I could have told her she wasn’t far enough from it to do much bragging, but I nodded with what was meant for sympathy.

She lit another cigarette to replace the one she had dropped in her excitement. Her eyes became normal black slits again.

“I do not think it is nice”⁠—there was a suggestion of a dimple in her brown cheek when she smiled like that⁠—“that I throw myself into the arms of a man even whose name I do not know, or anything of him.”

“That’s easy to fix. My name is Young,” I lied; “and I can let you have a case of Scotch at a price that will astonish you. I think maybe I could stand it if you call me Jerry. Most of the ladies I let sit in my lap do.”

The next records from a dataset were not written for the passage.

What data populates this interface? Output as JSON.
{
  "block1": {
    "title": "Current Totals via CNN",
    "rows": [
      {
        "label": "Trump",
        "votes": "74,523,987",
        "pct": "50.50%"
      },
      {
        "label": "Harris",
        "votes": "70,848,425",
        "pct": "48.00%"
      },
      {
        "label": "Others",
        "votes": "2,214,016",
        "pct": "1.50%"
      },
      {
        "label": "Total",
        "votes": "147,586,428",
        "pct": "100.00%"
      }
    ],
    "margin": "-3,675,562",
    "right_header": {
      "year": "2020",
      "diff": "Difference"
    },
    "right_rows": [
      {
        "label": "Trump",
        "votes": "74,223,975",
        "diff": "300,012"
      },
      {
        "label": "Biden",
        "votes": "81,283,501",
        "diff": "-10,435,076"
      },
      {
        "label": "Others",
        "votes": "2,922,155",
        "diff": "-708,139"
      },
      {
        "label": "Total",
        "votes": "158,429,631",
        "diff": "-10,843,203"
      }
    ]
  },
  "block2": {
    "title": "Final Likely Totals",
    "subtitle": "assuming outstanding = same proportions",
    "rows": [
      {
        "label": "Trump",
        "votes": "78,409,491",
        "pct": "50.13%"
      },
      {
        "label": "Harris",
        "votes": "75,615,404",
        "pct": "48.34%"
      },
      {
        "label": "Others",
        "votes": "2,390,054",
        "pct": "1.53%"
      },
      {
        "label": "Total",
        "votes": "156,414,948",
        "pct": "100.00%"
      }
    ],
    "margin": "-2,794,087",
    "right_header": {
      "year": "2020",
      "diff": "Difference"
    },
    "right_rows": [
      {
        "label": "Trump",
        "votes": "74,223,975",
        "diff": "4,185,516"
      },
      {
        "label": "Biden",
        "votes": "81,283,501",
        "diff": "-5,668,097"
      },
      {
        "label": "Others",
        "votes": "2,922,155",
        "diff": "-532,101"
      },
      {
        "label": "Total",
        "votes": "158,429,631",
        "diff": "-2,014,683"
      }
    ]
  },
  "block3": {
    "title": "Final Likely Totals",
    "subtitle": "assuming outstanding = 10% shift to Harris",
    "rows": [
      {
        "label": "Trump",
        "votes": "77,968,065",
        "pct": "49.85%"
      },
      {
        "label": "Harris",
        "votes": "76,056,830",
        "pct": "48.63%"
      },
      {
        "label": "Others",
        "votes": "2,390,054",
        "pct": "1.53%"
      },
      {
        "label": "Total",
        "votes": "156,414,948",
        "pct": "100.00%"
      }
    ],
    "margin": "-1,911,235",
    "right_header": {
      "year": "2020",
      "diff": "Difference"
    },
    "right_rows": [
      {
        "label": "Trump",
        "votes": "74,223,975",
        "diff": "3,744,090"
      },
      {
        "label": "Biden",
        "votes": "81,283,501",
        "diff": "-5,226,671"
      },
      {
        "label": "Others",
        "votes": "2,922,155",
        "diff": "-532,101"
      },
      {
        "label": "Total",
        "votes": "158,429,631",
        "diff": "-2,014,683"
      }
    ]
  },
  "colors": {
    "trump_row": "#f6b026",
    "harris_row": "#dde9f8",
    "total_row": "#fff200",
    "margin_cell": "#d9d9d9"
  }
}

“Jerry Young,” she repeated, as if to herself. “That is a nice name. And you are the bootlegger?”

“Not the ,” I corrected her; “just a . This is San Francisco.”

The going got tough after that.

Everything else about this brown woman was all wrong, but her fright was real. She was scared stiff. And she didn’t intend being left alone this night. She meant to keep me there⁠—to massage any more chins that stuck themselves at her. Her idea⁠—she being that sort⁠—was that I would be most surely held with affection. So she must turn herself loose on me. She wasn’t hampered by any pruderies or puritanisms at all.